From childhood, the journalist loved Hope for his films, including the Road comedies he made with Bing Crosby, and the zippy monologues of his TV specials. The idea for a biography struck as Zoglin researched his first book, Comedy at the Edge: How Stand-up in the 1970s Changed America.
"I talked to all those comedians … and I would ask them who their influences were," Zoglin said in a recent interview. "Nobody once mentioned Bob Hope. I thought that was really unjust because, in my opinion, he invented their art form." Hope took topicality and turned it into jokes - what stand-up comics do today, Zoglin writes.

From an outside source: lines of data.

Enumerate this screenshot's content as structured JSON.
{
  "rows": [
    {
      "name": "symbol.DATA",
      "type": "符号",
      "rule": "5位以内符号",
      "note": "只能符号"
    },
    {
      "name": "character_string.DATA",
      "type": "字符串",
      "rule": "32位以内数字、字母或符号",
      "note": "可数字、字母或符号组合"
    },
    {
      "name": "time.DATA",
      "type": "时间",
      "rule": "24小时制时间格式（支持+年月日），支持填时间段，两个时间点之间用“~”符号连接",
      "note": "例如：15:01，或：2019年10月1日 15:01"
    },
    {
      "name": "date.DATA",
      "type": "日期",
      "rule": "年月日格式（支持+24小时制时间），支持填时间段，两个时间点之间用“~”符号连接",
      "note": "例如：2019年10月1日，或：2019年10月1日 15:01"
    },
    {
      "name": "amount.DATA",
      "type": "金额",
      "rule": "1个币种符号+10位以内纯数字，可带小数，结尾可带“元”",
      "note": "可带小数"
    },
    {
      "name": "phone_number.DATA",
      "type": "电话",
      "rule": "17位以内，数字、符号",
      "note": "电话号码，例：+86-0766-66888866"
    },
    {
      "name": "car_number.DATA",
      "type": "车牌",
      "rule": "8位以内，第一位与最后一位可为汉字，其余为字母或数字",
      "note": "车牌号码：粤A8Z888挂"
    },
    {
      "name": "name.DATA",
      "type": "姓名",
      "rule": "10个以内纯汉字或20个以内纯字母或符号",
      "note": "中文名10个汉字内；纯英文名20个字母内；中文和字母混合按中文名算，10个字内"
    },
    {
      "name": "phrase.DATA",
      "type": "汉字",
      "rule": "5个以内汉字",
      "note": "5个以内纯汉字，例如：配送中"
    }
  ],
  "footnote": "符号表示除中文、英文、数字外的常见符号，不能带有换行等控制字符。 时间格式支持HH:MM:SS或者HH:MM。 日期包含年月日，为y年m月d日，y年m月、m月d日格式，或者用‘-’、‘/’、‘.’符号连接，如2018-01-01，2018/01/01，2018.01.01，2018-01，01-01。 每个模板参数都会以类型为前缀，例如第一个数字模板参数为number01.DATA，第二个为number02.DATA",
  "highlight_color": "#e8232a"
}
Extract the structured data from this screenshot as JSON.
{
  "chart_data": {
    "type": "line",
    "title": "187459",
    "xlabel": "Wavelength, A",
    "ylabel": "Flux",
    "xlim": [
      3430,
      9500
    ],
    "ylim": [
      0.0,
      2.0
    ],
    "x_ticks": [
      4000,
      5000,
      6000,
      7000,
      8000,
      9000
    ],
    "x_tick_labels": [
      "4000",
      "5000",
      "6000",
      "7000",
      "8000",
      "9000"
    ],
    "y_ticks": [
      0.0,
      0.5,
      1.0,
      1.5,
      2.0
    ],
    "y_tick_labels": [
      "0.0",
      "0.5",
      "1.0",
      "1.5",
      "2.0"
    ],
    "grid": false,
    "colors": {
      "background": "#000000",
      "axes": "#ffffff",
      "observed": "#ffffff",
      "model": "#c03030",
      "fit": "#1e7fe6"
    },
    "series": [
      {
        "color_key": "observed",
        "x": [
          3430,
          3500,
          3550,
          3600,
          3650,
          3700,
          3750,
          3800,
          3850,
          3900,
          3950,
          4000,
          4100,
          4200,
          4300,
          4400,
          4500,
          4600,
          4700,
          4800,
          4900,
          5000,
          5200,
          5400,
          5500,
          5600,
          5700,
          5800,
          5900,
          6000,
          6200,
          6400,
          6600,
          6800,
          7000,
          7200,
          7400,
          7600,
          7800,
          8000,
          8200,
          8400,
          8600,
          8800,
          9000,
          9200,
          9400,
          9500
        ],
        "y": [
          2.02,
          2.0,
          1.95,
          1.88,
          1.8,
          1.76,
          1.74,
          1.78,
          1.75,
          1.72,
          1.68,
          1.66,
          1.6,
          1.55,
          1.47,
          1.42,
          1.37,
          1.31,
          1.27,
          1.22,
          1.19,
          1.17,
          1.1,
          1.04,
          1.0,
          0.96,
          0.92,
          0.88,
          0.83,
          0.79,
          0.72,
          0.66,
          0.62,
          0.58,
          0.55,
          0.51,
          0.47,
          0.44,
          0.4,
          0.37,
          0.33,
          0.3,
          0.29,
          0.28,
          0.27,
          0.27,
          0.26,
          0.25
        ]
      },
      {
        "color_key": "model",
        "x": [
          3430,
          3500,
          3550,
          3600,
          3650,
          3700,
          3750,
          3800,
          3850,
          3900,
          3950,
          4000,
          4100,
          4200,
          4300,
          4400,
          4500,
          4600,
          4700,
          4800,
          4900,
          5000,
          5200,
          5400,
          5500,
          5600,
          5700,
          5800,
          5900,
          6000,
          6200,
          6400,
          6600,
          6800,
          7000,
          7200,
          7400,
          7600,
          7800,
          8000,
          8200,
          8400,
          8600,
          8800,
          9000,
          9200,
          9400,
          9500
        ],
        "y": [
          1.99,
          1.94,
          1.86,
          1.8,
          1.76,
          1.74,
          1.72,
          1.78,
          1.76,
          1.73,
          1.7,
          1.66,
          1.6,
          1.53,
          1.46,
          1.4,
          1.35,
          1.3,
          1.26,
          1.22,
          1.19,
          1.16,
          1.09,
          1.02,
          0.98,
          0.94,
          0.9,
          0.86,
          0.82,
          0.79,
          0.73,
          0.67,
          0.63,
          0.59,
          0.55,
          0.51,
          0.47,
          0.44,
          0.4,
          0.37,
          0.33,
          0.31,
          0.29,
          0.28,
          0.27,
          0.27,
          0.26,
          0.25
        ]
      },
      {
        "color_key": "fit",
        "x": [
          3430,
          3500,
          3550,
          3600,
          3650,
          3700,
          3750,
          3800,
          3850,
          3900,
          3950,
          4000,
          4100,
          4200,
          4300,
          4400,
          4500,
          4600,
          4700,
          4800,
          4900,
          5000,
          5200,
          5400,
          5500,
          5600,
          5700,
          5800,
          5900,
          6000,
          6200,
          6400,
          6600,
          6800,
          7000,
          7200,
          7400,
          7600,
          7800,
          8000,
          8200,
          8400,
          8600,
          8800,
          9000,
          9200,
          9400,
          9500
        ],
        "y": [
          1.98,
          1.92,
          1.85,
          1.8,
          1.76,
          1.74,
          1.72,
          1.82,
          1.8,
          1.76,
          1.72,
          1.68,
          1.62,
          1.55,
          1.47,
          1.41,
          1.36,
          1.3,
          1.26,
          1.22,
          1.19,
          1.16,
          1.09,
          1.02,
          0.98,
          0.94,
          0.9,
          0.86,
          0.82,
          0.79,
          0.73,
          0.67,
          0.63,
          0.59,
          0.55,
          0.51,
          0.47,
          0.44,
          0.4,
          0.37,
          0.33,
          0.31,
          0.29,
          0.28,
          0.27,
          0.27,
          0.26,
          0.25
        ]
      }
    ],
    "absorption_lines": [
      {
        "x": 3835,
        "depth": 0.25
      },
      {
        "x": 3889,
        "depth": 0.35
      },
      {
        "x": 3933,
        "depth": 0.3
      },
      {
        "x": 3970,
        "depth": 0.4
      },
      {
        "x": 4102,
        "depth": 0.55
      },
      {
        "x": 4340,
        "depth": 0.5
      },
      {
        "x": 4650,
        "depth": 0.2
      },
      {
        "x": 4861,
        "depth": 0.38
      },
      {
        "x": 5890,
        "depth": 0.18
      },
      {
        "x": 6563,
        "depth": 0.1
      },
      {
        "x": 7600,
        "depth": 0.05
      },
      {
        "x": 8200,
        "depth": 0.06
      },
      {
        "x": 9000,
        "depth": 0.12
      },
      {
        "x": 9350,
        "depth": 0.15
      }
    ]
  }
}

Hope's forte was rat-a-tat zingers churned out by his stable of writers, mined from his persona and the world he shared with his audience. They were cheeky and relatable and, even when they touched on hot-button issues, they were carefully crafted to ruffle no one's feathers.
Born in London, Leslie Townes Hope arrived in the US at age five with his family. He was destined to achieve global fame, but would remain quintessentially American with his snappy vocal style and his image (brash, upbeat, irreverent).
Hope was embraced by the power elite but his ties to president Richard Nixon and his support of the Vietnam war did him grave harm among the under-30 generation. But that was the lone misstep during a career that seemed blessed not only by Hope's talent but also by his enterprise and impeccable timing.